How many teen-age American boys are cheating their athletic rivals and jeopardizing their own health by taking steroids?

The answer, judging from the latest study in the Journal of the Americn Medical Association, is that the practice is far more prevalent than even most experts had thought.The study disclosed that one of every 15 American male high school seniors uses steroids. Two thirds of the steroid users began taking the artificial hormones by age 16. Forty-percent began at 15 or younger.

All told, as many as half a million young Americans are taking the controversial, muscle-building drug whose use discredited and shamed Canadian sprinter Ben Johnson.

This situation indicates an urgent need to educate students - as well as coaches, school administrators, parents and doctors - on the damaging permanent effects of steroids.

As early as junior high, students need to be informed about possible long-term side effects.

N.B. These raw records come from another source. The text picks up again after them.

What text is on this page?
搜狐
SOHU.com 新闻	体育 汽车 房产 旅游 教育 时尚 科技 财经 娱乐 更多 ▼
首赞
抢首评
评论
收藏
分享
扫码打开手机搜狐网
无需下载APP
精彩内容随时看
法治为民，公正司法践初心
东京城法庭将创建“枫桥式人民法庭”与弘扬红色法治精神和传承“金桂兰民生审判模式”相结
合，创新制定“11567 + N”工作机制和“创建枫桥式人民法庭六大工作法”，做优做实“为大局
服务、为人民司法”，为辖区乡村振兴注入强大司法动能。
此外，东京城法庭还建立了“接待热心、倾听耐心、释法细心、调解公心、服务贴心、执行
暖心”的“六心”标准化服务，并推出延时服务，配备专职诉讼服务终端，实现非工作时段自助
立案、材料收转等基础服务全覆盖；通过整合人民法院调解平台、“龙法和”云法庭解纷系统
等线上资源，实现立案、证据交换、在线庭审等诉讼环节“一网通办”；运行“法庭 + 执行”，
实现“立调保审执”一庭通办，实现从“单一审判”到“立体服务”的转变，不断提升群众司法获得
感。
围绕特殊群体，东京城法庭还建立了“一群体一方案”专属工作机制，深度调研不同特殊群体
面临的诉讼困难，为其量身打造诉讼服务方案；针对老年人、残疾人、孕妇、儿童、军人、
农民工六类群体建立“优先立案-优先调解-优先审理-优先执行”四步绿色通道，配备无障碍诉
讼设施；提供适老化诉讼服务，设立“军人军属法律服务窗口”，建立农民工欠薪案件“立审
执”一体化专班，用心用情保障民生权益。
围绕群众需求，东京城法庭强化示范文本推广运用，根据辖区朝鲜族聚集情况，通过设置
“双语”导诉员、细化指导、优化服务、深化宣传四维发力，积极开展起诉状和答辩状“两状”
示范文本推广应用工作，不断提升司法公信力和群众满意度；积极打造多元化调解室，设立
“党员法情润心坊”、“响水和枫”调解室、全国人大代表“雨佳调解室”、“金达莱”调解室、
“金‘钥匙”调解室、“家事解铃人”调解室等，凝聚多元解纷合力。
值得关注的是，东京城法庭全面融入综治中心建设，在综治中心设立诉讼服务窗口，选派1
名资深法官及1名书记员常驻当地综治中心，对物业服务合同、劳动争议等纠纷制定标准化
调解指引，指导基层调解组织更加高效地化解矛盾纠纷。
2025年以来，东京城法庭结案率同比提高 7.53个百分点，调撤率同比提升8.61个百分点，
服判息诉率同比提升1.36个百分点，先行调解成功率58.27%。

Such side effects include: cutting off a child's physical development by briefly accelerating but then shutting off bone growth, reproductive abnormalities, liver damage, sharply increased risk of coronary artery disease and premature heart attacks.

The controversial drug may also affect a teenager's emotional makeup. Users have been found to be prone to sudden fits of rage and show aggressiveness due to a false sense of well-being.

Then there's the way that steroids can erode the user's character. The plain fact is that everyone who uses steroids in competitive sports, whether amateur or professional, is a cheater. The athletic arena is supposed to be a test of individual strength and skill - not of pharmacology. Athletes who seek a hidden advantage from pills or syringes are cheating just as surely as students who sneak crib sheets into exams.

Some Utahns, fortunately, are trying to deal with the problem. Last week, the Utah High School Activities Association, approved a program called Utah Target. The program, still in its infancy, will address the steroid problem as part of its drug-prevention agenda.

Dave Wilkey, assistant director of UHSAA, says that a school administrator "would have to be blind not to see the need for a steroid education program."

Beyond the health problems of steroids, users are introduced into illegal activities by obtaining the drug through the black market. Studies showed that teenagers' black-market sources included coaches, physicians, pharmacists and veterinarians.

We urge all Utah high schools to become involved with Utah Target to curtail the use of steroids with its accompanying black-market activity.

But if education programs are to be effective, they must deal with more than just the health dangers or even the cheating involved in steroid use. Sadly, part of the drug's appeal is to personal vanity.

Studies show that nearly 27 percent of high school boys using steroids were enticed to take artificial hormones to improve their appearance. The boys wanted to look more mature physically to attract girls. Sadly, then, the steroid problem points to society's preoccupation with appearances.

In addition to understanding steroids, it would be healthy if people would begin to recognize that not everyone has the physical capacity to become an athletic star. Praise should be given to teenagers who achieve in other areas of scholarship such as drama, debate, and music. Besides, what's wrong with being an ordinary, decent human being?

If we care about the health of Utah's teenagers, we need to change some of our values and support drug-prevention programs in our schools.